SIGNALAI·Jun 30, 2026, 4:00 AMSignal75Short term

Can MLLMs Critique Like Humans? Evaluating Open-Ended Aesthetic Reasoning in Multimodal Large Language Models

arXiv:2606.29689v1 Announce Type: new Abstract: Open-ended aesthetic critique is a challenge for multimodal large language models (MLLMs): unlike multiple-choice aesthetic benchmarks, it has no single correct answer, and most aesthetic evaluation has measured models against numeric scores rather than the written critiques people actually give. We evaluate MLLM critiques against ranked human references and ask whether they are close to human ones. Using the Reddit Photo Critique Dataset, we score five open-weight MLLMs against multiple ranked human critiques per photo with reference-based simil

Why this matters

Why now

The rapid advancement and widespread deployment of multimodal LLMs necessitate a deeper understanding of their capabilities in complex, subjective tasks like aesthetic reasoning beyond simple benchmarks.

Why it’s important

Evaluating MLLMs on open-ended aesthetic critique, rather than just numeric scores, is critical for understanding their potential for nuanced human-like interaction and the depth of their 'understanding' beyond rote memorization.

What changes

The focus on open-ended human-like critique provides a more rigorous validation method for MLLMs, shifting evaluation from objective metrics to subjective, qualitative assessments closer to human judgment.

Winners

· Multimodal LLM developers
· Generative AI content creators
· Creative industries

Losers

· MLLMs with poor aesthetic reasoning
· Aesthetic evaluation solely based on quantitative metrics

Second-order effects

Direct

Improved MLLMs will be capable of more sophisticated content generation and critique in creative fields.

Second

The ability to generate human-like critiques could lead to MLLMs becoming valuable co-creators or even primary critics in artistic and design processes.

Third

This could fundamentally alter workflows in creative industries, blurring lines between human and AI artistic evaluation and output.

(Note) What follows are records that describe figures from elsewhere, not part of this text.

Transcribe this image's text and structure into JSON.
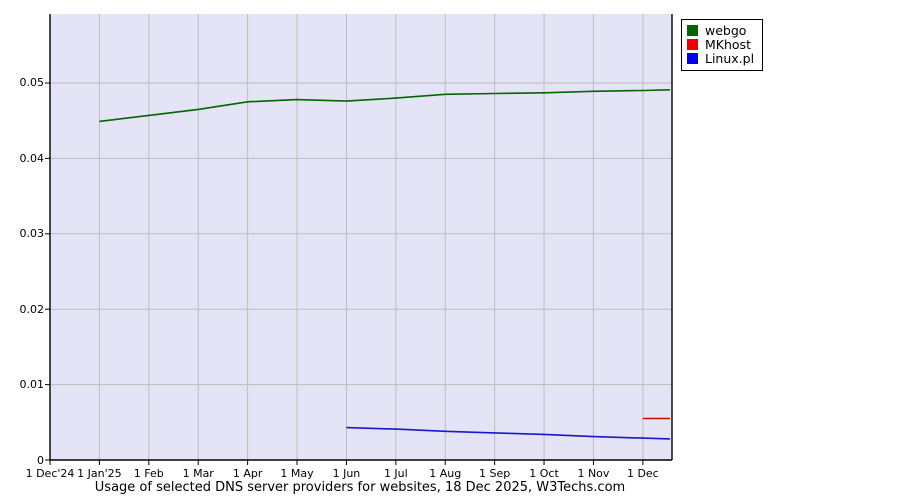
{
  "caption": "Usage of selected DNS server providers for websites, 18 Dec 2025, W3Techs.com",
  "legend": {
    "position": "top-right",
    "items": [
      {
        "label": "webgo",
        "color": "#006600"
      },
      {
        "label": "MKhost",
        "color": "#ee0000"
      },
      {
        "label": "Linux.pl",
        "color": "#0000ee"
      }
    ]
  },
  "chart_data": {
    "type": "line",
    "title": "Usage of selected DNS server providers for websites, 18 Dec 2025, W3Techs.com",
    "xlabel": "",
    "ylabel": "",
    "x_unit": "months since 1 Dec 2024",
    "x_tick_labels": [
      "1 Dec'24",
      "1 Jan'25",
      "1 Feb",
      "1 Mar",
      "1 Apr",
      "1 May",
      "1 Jun",
      "1 Jul",
      "1 Aug",
      "1 Sep",
      "1 Oct",
      "1 Nov",
      "1 Dec"
    ],
    "x_tick_positions": [
      0,
      1,
      2,
      3,
      4,
      5,
      6,
      7,
      8,
      9,
      10,
      11,
      12
    ],
    "y_tick_labels": [
      "0",
      "0.01",
      "0.02",
      "0.03",
      "0.04",
      "0.05"
    ],
    "y_tick_values": [
      0,
      0.01,
      0.02,
      0.03,
      0.04,
      0.05
    ],
    "xlim": [
      0,
      12.59
    ],
    "ylim": [
      0,
      0.05915
    ],
    "grid": true,
    "plot_bg": "#e4e4f6",
    "grid_color": "#bdbdbd",
    "axis_color": "#000000",
    "series": [
      {
        "name": "webgo",
        "color": "#006600",
        "points": [
          [
            1,
            0.0449
          ],
          [
            2,
            0.0457
          ],
          [
            3,
            0.0465
          ],
          [
            4,
            0.0475
          ],
          [
            5,
            0.0478
          ],
          [
            6,
            0.0476
          ],
          [
            7,
            0.048
          ],
          [
            8,
            0.0485
          ],
          [
            9,
            0.0486
          ],
          [
            10,
            0.0487
          ],
          [
            11,
            0.0489
          ],
          [
            12,
            0.049
          ],
          [
            12.55,
            0.0491
          ]
        ]
      },
      {
        "name": "MKhost",
        "color": "#dd0000",
        "points": [
          [
            12,
            0.0055
          ],
          [
            12.55,
            0.0055
          ]
        ]
      },
      {
        "name": "Linux.pl",
        "color": "#1818cc",
        "points": [
          [
            6,
            0.0043
          ],
          [
            7,
            0.0041
          ],
          [
            8,
            0.0038
          ],
          [
            9,
            0.0036
          ],
          [
            10,
            0.0034
          ],
          [
            11,
            0.0031
          ],
          [
            12,
            0.0029
          ],
          [
            12.55,
            0.0028
          ]
        ]
      }
    ]
  }
}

Editorial confidence: 90 / 100 · Structural impact: 60 / 100

Original report

This signal links to a primary source. Continuum Brief monitors and indexes it as part of the live intelligence stream — we do not republish source content.

Read at arXiv cs.CL

#cs.CL

Tracked by The Continuum Brief · live intelligence network

The Brief · Weekly Dispatch

Stay ahead of the systems reshaping markets.